Они с отцом остались в той комнате, где меня раздели, а я пошел в темноту. Пол был холодный.
«Ты не стой там босиком! – крикнул мне в спину врач. – Забирайся на стол и лежи. Я сейчас приду».
На мне только длинная, почти до пола, рубаха. В правом боку разрез. Круглый, как яблоко, но намного больше. Как будто кто-то арбузом рубаху порвал. Не очень большим. Трогаю живот через эту дырку и продолжаю идти. Кругом темно, только впереди светится открытая дверь. Там никого. Я иду – один шаг, другой. Быстрее идти трудно. Больно там, где на рубахе разрез. И ноги мерзнут. Темнота.
А в комнате никого. Светло, но все равно холодно.
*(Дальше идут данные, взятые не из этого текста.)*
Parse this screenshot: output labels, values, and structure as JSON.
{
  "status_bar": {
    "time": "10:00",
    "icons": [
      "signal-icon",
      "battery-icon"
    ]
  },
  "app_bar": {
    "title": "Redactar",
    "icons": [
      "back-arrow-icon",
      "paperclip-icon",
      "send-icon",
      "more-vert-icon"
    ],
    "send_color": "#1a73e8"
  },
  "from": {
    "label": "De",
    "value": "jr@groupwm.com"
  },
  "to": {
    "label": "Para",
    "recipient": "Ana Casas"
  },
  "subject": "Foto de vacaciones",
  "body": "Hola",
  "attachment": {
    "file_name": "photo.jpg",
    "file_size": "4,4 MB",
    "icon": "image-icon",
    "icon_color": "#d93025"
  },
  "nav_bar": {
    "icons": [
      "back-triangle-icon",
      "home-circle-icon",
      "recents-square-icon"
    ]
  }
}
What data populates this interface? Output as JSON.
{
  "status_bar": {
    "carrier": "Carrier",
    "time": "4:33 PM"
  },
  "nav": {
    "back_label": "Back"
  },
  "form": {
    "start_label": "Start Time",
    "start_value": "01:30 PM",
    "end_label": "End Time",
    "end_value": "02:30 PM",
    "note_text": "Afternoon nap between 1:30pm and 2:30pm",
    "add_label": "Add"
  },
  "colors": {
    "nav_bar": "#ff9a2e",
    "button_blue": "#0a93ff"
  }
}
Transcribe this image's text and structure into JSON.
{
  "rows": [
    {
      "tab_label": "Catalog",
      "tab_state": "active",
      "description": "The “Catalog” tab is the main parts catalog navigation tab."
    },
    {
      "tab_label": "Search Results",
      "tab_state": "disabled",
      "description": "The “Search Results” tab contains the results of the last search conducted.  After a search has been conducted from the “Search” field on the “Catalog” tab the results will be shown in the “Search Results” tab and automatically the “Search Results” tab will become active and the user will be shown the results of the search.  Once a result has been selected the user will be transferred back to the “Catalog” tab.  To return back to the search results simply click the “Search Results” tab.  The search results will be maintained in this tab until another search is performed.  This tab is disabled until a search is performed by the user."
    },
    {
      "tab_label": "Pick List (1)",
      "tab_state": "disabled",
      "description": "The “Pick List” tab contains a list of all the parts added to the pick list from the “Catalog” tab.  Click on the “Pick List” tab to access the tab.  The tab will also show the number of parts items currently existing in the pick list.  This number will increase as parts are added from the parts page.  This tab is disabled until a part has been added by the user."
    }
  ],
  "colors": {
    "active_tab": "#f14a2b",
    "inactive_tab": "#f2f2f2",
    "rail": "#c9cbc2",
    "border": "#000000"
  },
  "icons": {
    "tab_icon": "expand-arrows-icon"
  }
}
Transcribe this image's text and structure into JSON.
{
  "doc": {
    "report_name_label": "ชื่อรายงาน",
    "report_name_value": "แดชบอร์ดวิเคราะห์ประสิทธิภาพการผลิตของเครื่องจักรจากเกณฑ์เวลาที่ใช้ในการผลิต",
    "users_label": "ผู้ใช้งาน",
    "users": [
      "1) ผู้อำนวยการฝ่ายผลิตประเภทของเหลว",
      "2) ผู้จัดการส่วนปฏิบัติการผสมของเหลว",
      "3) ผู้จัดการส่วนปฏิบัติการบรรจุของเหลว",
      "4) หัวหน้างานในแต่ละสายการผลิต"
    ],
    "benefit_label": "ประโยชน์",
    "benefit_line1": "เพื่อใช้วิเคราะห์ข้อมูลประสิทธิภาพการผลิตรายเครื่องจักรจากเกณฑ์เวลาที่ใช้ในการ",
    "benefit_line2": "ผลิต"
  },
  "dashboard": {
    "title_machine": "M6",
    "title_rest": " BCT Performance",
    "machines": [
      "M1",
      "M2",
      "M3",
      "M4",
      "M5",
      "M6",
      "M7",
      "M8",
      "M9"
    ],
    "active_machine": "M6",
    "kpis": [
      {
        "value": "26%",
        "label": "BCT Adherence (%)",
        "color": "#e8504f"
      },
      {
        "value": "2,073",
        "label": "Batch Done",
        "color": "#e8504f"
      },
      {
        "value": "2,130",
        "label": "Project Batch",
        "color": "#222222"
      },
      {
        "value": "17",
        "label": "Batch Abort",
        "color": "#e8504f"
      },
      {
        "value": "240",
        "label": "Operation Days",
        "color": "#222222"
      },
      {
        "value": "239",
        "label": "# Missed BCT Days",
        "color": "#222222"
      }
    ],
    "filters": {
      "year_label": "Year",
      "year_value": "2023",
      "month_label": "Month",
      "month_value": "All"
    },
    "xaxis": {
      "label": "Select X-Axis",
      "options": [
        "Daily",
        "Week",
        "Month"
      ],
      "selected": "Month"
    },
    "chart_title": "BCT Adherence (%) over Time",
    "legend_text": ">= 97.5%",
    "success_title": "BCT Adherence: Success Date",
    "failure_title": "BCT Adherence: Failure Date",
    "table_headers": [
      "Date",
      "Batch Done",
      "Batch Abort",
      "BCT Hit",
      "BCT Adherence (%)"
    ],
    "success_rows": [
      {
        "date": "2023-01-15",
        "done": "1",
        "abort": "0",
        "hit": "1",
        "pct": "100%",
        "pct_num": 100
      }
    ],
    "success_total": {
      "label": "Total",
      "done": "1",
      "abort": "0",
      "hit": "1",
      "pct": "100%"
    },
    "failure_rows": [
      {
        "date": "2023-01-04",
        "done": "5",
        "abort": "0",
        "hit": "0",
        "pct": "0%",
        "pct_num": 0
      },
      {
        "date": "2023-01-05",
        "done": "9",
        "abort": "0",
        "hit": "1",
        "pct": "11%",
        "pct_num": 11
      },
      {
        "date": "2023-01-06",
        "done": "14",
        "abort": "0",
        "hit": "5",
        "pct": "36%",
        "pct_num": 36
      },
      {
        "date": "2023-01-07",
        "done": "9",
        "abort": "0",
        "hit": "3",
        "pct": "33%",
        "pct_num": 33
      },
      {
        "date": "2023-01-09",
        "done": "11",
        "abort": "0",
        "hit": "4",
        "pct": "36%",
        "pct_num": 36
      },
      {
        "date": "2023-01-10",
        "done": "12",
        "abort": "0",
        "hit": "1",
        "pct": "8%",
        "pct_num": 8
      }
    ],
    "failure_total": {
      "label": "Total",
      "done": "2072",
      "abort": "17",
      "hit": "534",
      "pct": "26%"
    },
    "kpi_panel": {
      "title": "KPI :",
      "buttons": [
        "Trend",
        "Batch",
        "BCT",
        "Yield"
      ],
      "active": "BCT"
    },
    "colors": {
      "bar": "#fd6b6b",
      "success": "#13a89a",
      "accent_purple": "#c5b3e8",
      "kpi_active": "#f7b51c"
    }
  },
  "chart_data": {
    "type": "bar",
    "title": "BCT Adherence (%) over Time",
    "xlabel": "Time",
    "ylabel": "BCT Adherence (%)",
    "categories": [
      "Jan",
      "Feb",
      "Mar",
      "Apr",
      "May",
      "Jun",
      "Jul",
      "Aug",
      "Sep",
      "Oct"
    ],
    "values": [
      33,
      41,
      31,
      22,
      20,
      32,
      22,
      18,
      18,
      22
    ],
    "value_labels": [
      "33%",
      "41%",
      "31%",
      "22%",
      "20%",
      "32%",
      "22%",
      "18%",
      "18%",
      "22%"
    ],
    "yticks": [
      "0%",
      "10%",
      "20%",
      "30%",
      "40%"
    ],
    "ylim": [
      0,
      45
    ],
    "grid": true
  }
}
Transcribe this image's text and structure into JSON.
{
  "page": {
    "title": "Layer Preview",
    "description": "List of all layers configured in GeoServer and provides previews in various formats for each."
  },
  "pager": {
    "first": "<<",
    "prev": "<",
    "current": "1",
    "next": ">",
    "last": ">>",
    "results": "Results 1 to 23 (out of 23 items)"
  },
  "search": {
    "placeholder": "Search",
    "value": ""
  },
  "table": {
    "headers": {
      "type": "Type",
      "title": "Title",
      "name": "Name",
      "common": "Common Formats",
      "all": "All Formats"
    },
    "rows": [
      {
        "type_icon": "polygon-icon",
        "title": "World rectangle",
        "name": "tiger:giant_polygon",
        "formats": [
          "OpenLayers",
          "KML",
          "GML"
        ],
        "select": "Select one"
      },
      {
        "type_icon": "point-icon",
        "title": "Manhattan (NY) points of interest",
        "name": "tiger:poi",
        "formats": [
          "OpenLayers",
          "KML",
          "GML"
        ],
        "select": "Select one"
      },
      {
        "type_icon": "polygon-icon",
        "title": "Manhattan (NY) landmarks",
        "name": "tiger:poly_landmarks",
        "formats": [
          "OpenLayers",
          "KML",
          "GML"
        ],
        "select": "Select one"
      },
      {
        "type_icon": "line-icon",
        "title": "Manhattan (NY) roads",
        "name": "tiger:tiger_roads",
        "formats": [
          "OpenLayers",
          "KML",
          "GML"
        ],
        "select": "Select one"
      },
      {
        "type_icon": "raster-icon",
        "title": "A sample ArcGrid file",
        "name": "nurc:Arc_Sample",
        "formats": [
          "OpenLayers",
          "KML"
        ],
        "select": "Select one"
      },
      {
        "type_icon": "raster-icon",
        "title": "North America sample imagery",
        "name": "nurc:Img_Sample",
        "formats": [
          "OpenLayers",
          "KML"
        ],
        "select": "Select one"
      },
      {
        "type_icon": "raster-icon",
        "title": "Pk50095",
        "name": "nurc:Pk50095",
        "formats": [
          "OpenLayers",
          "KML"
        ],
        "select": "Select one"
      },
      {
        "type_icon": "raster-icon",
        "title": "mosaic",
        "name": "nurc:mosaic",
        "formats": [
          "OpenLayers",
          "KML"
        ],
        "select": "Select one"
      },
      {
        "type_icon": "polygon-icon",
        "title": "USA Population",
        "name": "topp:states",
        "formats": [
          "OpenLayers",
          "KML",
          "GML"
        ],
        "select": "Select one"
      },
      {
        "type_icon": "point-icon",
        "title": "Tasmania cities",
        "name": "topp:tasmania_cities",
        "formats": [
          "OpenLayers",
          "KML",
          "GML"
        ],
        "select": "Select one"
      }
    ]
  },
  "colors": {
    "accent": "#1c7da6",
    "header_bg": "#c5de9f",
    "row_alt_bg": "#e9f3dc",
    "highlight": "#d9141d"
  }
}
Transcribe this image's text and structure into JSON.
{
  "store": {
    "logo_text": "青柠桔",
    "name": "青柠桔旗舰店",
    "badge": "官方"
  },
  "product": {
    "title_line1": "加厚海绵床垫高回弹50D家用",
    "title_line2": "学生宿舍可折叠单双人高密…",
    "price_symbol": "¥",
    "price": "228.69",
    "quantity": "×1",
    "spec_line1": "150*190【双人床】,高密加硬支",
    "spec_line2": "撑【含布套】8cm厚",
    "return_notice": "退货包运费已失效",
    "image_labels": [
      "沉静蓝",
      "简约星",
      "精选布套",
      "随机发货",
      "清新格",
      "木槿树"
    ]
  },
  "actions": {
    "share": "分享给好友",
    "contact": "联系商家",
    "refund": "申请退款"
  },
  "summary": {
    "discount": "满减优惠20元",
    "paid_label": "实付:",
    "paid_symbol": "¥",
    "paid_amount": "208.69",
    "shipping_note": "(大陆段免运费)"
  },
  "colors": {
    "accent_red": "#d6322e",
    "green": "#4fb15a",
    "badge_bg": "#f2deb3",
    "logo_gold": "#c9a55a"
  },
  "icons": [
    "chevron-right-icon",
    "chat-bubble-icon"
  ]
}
Потому что осень, и мама без конца говорит, что от домоуправления тепла, видимо, не дождемся – хоть в суд на них подавай, идиоты несчастные, им только водку жрать и по телефону матом ругаться. Оденься, Костя, теплей. А то простынешь, и придется пропускать школу. Где твой свитер?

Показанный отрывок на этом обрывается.